Sheen claimed that 60-year-old Slash had pleaded with the troubled actor to go into rehab, but Sorvino took it a step further.
“Listen to me, you’re a crazy, beautiful man,” he claimed that Sorvino said after pulling him aside. “I understand that you don’t want to go, but you have no choice. …Look at me, Charlie, look at me. I’ll sleep with you – if you promise to go to court this morning.”
Sorvino, who hasn’t read the book yet, laughs when he hears the story.
“I don’t think it actually fell that way. I’d beg for something different,” she told us, adding that she incredibly liked the candidate Emmy.
“He was very loved by me,” explains Sorvino, who set the record straight that she didn’t say she would sleep with Sheen. “We had worked together before. Our father was a dear friend.”
A Sheen spokesperson did not request comment.

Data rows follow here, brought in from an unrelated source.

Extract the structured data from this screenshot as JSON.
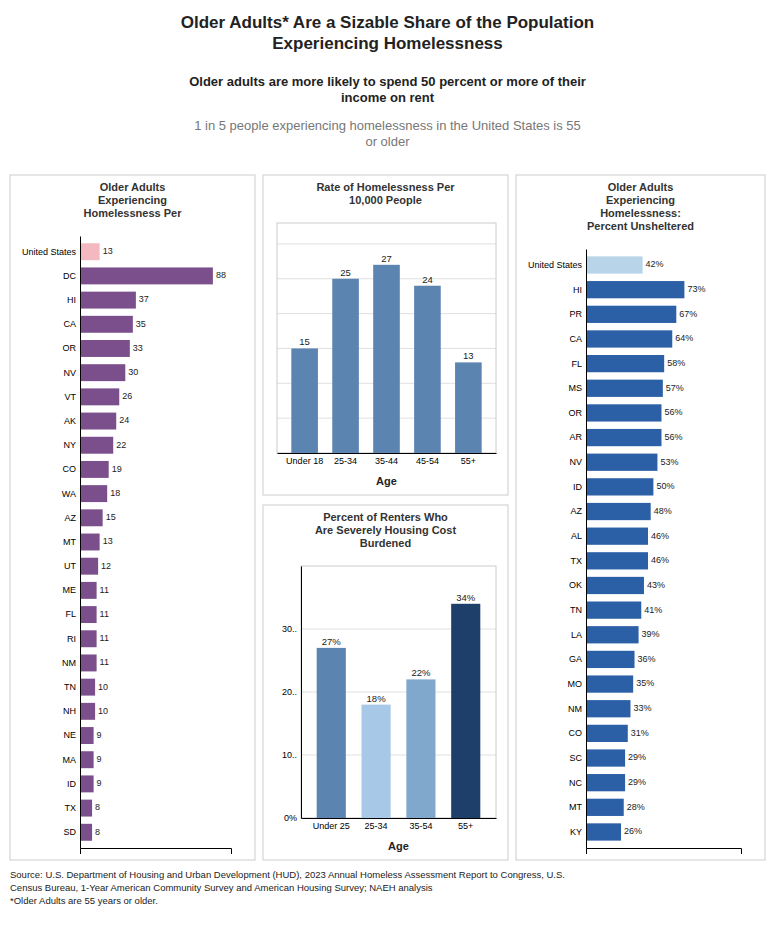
{
  "title": "Older Adults* Are a Sizable Share of the Population\nExperiencing Homelessness",
  "subtitle": [
    "Older adults are more likely to spend 50 percent or more of their\nincome on rent",
    "1 in 5 people experiencing homelessness in the United States is 55\nor older"
  ],
  "annotations": [
    "Source: U.S. Department of Housing and Urban Development (HUD), 2023 Annual Homeless Assessment Report to Congress, U.S.\nCensus Bureau, 1-Year American Community Survey and American Housing Survey; NAEH analysis\n*Older Adults are 55 years or older."
  ],
  "chart_data": [
    {
      "type": "bar",
      "orientation": "horizontal",
      "title": "Older Adults\nExperiencing\nHomelessness Per",
      "categories": [
        "United States",
        "DC",
        "HI",
        "CA",
        "OR",
        "NV",
        "VT",
        "AK",
        "NY",
        "CO",
        "WA",
        "AZ",
        "MT",
        "UT",
        "ME",
        "FL",
        "RI",
        "NM",
        "TN",
        "NH",
        "NE",
        "MA",
        "ID",
        "TX",
        "SD"
      ],
      "values": [
        13,
        88,
        37,
        35,
        33,
        30,
        26,
        24,
        22,
        19,
        18,
        15,
        13,
        12,
        11,
        11,
        11,
        11,
        10,
        10,
        9,
        9,
        9,
        8,
        8
      ],
      "colors": [
        "#F4B8C1",
        "#7B4F8C",
        "#7B4F8C",
        "#7B4F8C",
        "#7B4F8C",
        "#7B4F8C",
        "#7B4F8C",
        "#7B4F8C",
        "#7B4F8C",
        "#7B4F8C",
        "#7B4F8C",
        "#7B4F8C",
        "#7B4F8C",
        "#7B4F8C",
        "#7B4F8C",
        "#7B4F8C",
        "#7B4F8C",
        "#7B4F8C",
        "#7B4F8C",
        "#7B4F8C",
        "#7B4F8C",
        "#7B4F8C",
        "#7B4F8C",
        "#7B4F8C",
        "#7B4F8C"
      ],
      "xlim": [
        0,
        100
      ],
      "tick_labels": "y",
      "data_labels": true,
      "grid": false
    },
    {
      "type": "bar",
      "title": "Rate of Homelessness Per\n10,000 People",
      "x_label": "Age",
      "categories": [
        "Under 18",
        "25-34",
        "35-44",
        "45-54",
        "55+"
      ],
      "values": [
        15,
        25,
        27,
        24,
        13
      ],
      "color": "#5B84B1",
      "ylim": [
        0,
        33
      ],
      "yticks": [
        0,
        5,
        10,
        15,
        20,
        25,
        30
      ],
      "tick_labels": "x",
      "data_labels": true,
      "grid": true
    },
    {
      "type": "bar",
      "title": "Percent of Renters Who\nAre Severely Housing Cost\nBurdened",
      "x_label": "Age",
      "categories": [
        "Under 25",
        "25-34",
        "35-54",
        "55+"
      ],
      "values": [
        27,
        18,
        22,
        34
      ],
      "value_labels": [
        "27%",
        "18%",
        "22%",
        "34%"
      ],
      "colors": [
        "#5B84B1",
        "#A8C8E8",
        "#7FA8CC",
        "#1F3F6B"
      ],
      "ylim": [
        0,
        40
      ],
      "yticks": [
        {
          "value": 0,
          "label": "0%"
        },
        {
          "value": 10,
          "label": "10.."
        },
        {
          "value": 20,
          "label": "20.."
        },
        {
          "value": 30,
          "label": "30.."
        }
      ],
      "data_labels": true,
      "grid": true
    },
    {
      "type": "bar",
      "orientation": "horizontal",
      "title": "Older Adults\nExperiencing\nHomelessness:\nPercent Unsheltered",
      "categories": [
        "United States",
        "HI",
        "PR",
        "CA",
        "FL",
        "MS",
        "OR",
        "AR",
        "NV",
        "ID",
        "AZ",
        "AL",
        "TX",
        "OK",
        "TN",
        "LA",
        "GA",
        "MO",
        "NM",
        "CO",
        "SC",
        "NC",
        "MT",
        "KY"
      ],
      "values": [
        42,
        73,
        67,
        64,
        58,
        57,
        56,
        56,
        53,
        50,
        48,
        46,
        46,
        43,
        41,
        39,
        36,
        35,
        33,
        31,
        29,
        29,
        28,
        26
      ],
      "value_labels": [
        "42%",
        "73%",
        "67%",
        "64%",
        "58%",
        "57%",
        "56%",
        "56%",
        "53%",
        "50%",
        "48%",
        "46%",
        "46%",
        "43%",
        "41%",
        "39%",
        "36%",
        "35%",
        "33%",
        "31%",
        "29%",
        "29%",
        "28%",
        "26%"
      ],
      "colors": [
        "#B8D4E8",
        "#2B5FA6",
        "#2B5FA6",
        "#2B5FA6",
        "#2B5FA6",
        "#2B5FA6",
        "#2B5FA6",
        "#2B5FA6",
        "#2B5FA6",
        "#2B5FA6",
        "#2B5FA6",
        "#2B5FA6",
        "#2B5FA6",
        "#2B5FA6",
        "#2B5FA6",
        "#2B5FA6",
        "#2B5FA6",
        "#2B5FA6",
        "#2B5FA6",
        "#2B5FA6",
        "#2B5FA6",
        "#2B5FA6",
        "#2B5FA6",
        "#2B5FA6"
      ],
      "xlim": [
        0,
        115
      ],
      "tick_labels": "y",
      "data_labels": true,
      "grid": false
    }
  ]
}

Meanwhile, the “Romy and Michele High School Reunion” star has been busy these days starring as Roxy Hart in “Chicago.”
“It was so amazing. It’s so cuuntful, it’s very intense,” she blew through the Broadway experience. “I love it, I’m so happy… I love playing Roxy. She’s an amazing character.”
Sorvino is bullying her version of Roxy “seems to be very different from the rest” because she “brings something new to a venerable 30-year show.”
She explains: “I see her more, in a way, like a child… I play her, a little more innocent and vulnerable than the character was played.
She acknowledges that a fierce schedule, including five weekend shows, means that “sometimes (her) feet feel like jelly before the show.”
Sorvino also shows off her vocal talent for “bending name” in the Fox celebrity version on Monday, playing for End Human Traffic, an organization worthy of her heart that she learned after filming a miniseries about human trafficking.
“My life has changed because I spoke to these women who were trafficked in America and took everything from them,” the “Sam Summer” star tells us.